Donnerstag, 12. Juli 2012

Martin Luther und die Handelsgesellschaften


Martin Luther um 1520 (Lucas Cranach d.Ä.)
Unmittelbar nach der reformatorischen Entdeckung des gnädigen Gottes und der Veröffentlichung der 95 Thesen am 31. Oktober 1517 beginnt Martin Luther mit der Ausarbeitung eines reformatorischen Programms, mit dem er das kirchlich-religiöse Leben neu gestalten will.

Unweigerlich berührt er dabei auch wichtige Themen des weltlichen Alltags, insbesondere aber aktuelle ökonomische Fragen. Das Thema des Zinsnehmens behandelt „Sermonen von dem Wucher“ (1519 / 1520).

In seiner dritten Schrift zu wirtschaftlichen Fragen, die den Titel „Von Kaufhandlung und Wucher“ (1524) trägt, behandelt Luther das Thema des pretium iustum, also des gerechten Preises. In der gleichen Schrift kritisiert Luther auch die Handlungsweise der großen Handelsgesellschaften.

Die Entstehung der Schrift steht eng im Zusammenhang mit der Antimonopolbewegung im Reich, die ihren Höhepunkt zwischen 1520 und 1530 erreichte und dabei „von nahezu allen Schichten des Volkes getragen wurde“ (Blaich).

Schließlich sahen sich die höchsten Instanzen des Reiches gezwungen, dem Missbrauch wirtschaftlicher Macht auf dem Wege der Antimonopolgesetzgebung zu begegnen. Die durch die Monopolwirtschaft der großen Handelsgesellschaften hervorgerufenen Schädigungen wurden auf den Reichstagen von Köln/Trier (1512), Worms (1521) und Nürnberg (1522-1524) ausgiebig diskutiert.
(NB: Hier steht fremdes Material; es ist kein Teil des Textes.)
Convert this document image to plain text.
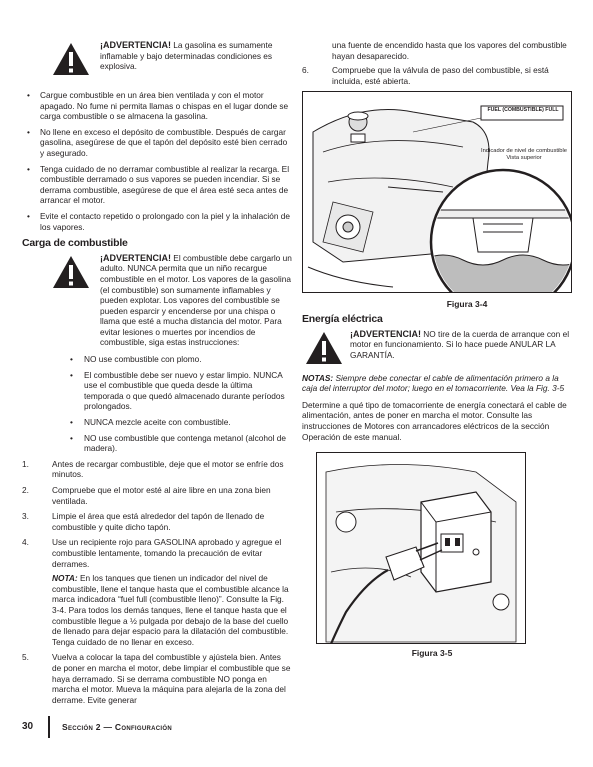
¡ADVERTENCIA! La gasolina es sumamente inflamable y bajo determinadas condiciones es explosiva.

• Cargue combustible en un área bien ventilada y con el motor apagado. No fume ni permita llamas o chispas en el lugar donde se carga combustible o se almacena la gasolina.
• No llene en exceso el depósito de combustible. Después de cargar gasolina, asegúrese de que el tapón del depósito esté bien cerrado y asegurado.
• Tenga cuidado de no derramar combustible al realizar la recarga. El combustible derramado o sus vapores se pueden incendiar. Si se derrama combustible, asegúrese de que el área esté seca antes de arrancar el motor.
• Evite el contacto repetido o prolongado con la piel y la inhalación de los vapores.
Carga de combustible

¡ADVERTENCIA! El combustible debe cargarlo un adulto. NUNCA permita que un niño recargue combustible en el motor. Los vapores de la gasolina (el combustible) son sumamente inflamables y pueden explotar. Los vapores del combustible se pueden esparcir y encenderse por una chispa o llama que esté a mucha distancia del motor. Para evitar lesiones o muertes por incendios de combustible, siga estas instrucciones:

• NO use combustible con plomo.
• El combustible debe ser nuevo y estar limpio. NUNCA use el combustible que queda desde la última temporada o que quedó almacenado durante períodos prolongados.
• NUNCA mezcle aceite con combustible.
• NO use combustible que contenga metanol (alcohol de madera).
1.	Antes de recargar combustible, deje que el motor se enfríe dos minutos.
2.	Compruebe que el motor esté al aire libre en una zona bien ventilada.
3.	Limpie el área que está alrededor del tapón de llenado de combustible y quite dicho tapón.
4.	Use un recipiente rojo para GASOLINA aprobado y agregue el combustible lentamente, tomando la precaución de evitar derrames.

NOTA: En los tanques que tienen un indicador del nivel de combustible, llene el tanque hasta que el combustible alcance la marca indicadora “fuel full (combustible lleno)”. Consulte la Fig. 3-4. Para todos los demás tanques, llene el tanque hasta que el combustible llegue a ½ pulgada por debajo de la base del cuello de llenado para dejar espacio para la dilatación del combustible. Tenga cuidado de no llenar en exceso.

5.	Vuelva a colocar la tapa del combustible y ajústela bien. Antes de poner en marcha el motor, debe limpiar el combustible que se haya derramado. Si se derrama combustible NO ponga en marcha el motor. Mueva la máquina para alejarla de la zona del derrame. Evite generar

una fuente de encendido hasta que los vapores del combustible hayan desaparecido.

6.	Compruebe que la válvula de paso del combustible, si está incluida, esté abierta.
FUEL (COMBUSTIBLE) FULL
Indicador de nivel de combustible Vista superior
Figura 3-4
Energía eléctrica

¡ADVERTENCIA! NO tire de la cuerda de arranque con el motor en funcionamiento. Si lo hace puede ANULAR LA GARANTÍA.

NOTAS: Siempre debe conectar el cable de alimentación primero a la caja del interruptor del motor; luego en el tomacorriente. Vea la Fig. 3-5

Determine a qué tipo de tomacorriente de energía conectará el cable de alimentación, antes de poner en marcha el motor. Consulte las instrucciones de Motores con arrancadores eléctricos de la sección Operación de este manual.

Figura 3-5
30	Sección 2 — Configuración
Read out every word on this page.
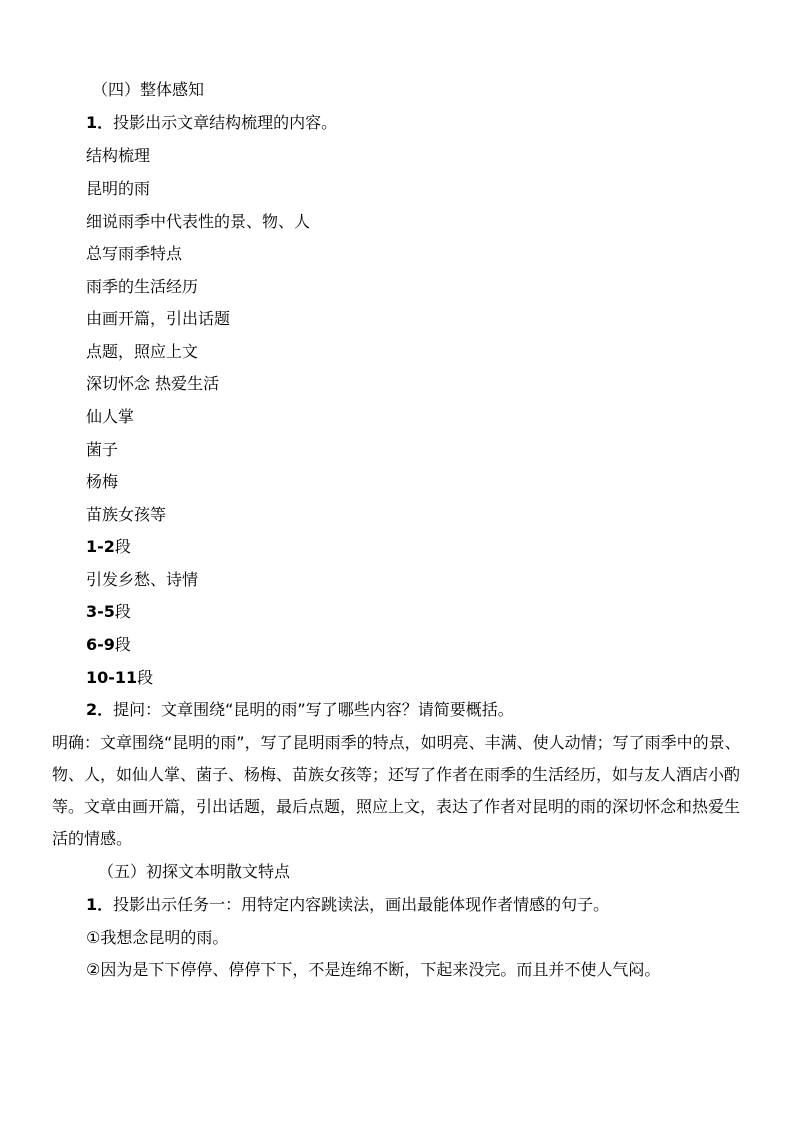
（四）整体感知
1．投影出示文章结构梳理的内容。
结构梳理
昆明的雨
细说雨季中代表性的景、物、人
总写雨季特点
雨季的生活经历
由画开篇，引出话题
点题，照应上文
深切怀念 热爱生活
仙人掌
菌子
杨梅
苗族女孩等
1-2段
引发乡愁、诗情
3-5段
6-9段
10-11段
2．提问：文章围绕“昆明的雨”写了哪些内容？请简要概括。
明确：文章围绕“昆明的雨”，写了昆明雨季的特点，如明亮、丰满、使人动情；写了雨季中的景、物、人，如仙人掌、菌子、杨梅、苗族女孩等；还写了作者在雨季的生活经历，如与友人酒店小酌等。文章由画开篇，引出话题，最后点题，照应上文，表达了作者对昆明的雨的深切怀念和热爱生活的情感。
（五）初探文本明散文特点
1．投影出示任务一：用特定内容跳读法，画出最能体现作者情感的句子。
①我想念昆明的雨。
②因为是下下停停、停停下下，不是连绵不断，下起来没完。而且并不使人气闷。
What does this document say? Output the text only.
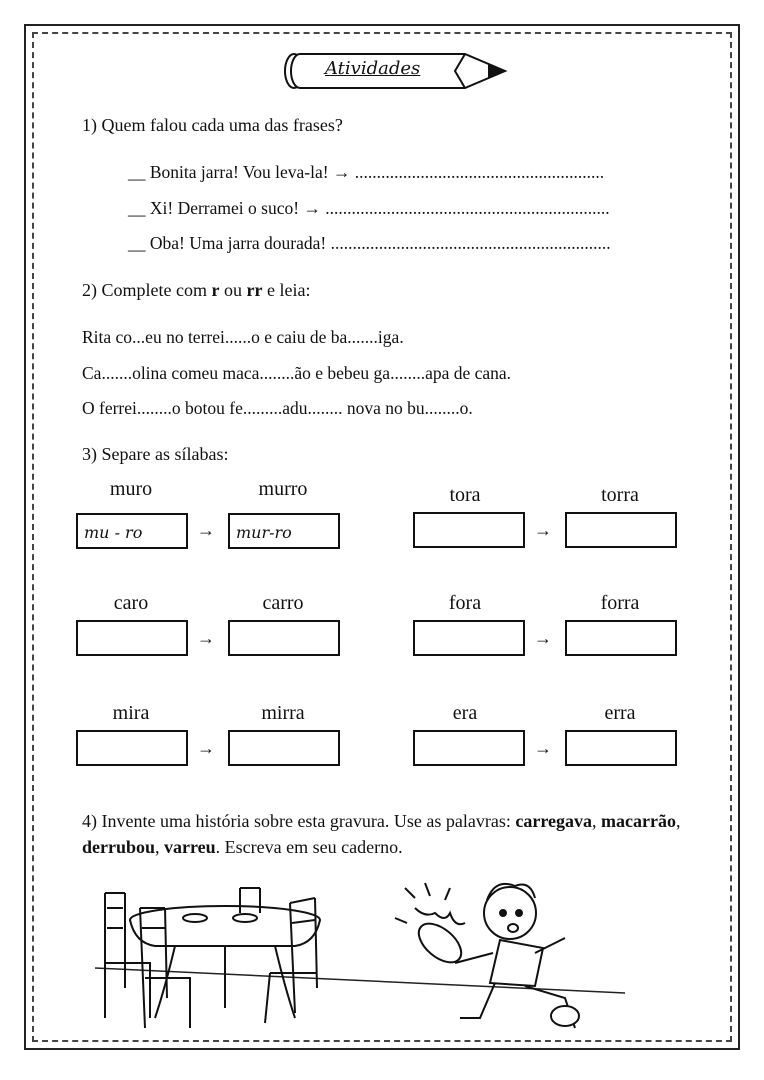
Atividades
1) Quem falou cada uma das frases?
__ Bonita jarra! Vou leva-la! → .........................................................
__ Xi! Derramei o suco! → .................................................................
__ Oba! Uma jarra dourada! ................................................................
2) Complete com r ou rr e leia:
Rita co...eu no terrei......o e caiu de ba.......iga.
Ca.......olina comeu maca........ão e bebeu ga........apa de cana.
O ferrei........o botou fe.........adu........ nova no bu........o.
3) Separe as sílabas:
muro	murro
mu - ro	→ mur-ro
tora	torra
→
caro	carro
→
fora	forra
→
mira	mirra
→
era	erra
→
4) Invente uma história sobre esta gravura. Use as palavras: carregava, macarrão, derrubou, varreu. Escreva em seu caderno.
In Köln wurden im Reichsabschied Strafvorschriften gegen Monopole erlassen, auf den beiden folgenden Reichstagen richteten sich die Maßnahmen gegen die großen Handelsgesellschaften als solche.

Kaiser Karl V. (Lucas Cranach d.Ä.)

Neben der auf den Reichstagen geführten Diskussion über die Monopole erfolgten die ersten Monopolklagen durch den Reichsfiskal. Im Zentrum stand dabei der Prozess gegen die Augsburger Handelshäuser, allen voran die Fugger. Als die Angeklagten sich daraufhin direkt an Karl V. wandten, befahl dieser am 15.09.1523 dem Reichsfiskal „bei vermeidung unser schweren ungnad“, das Gerichtsverfahren einzustellen. Zwar sei auch der Kaiser „des willens und endtlicher meinung“, keine Monopole im Reich zuzulassen, dass er aber trotzdem „aus etlichen trefflichen und wolgegrünten ursachen ein verfahren wider obgemelt kaufleut“ zulassen könne.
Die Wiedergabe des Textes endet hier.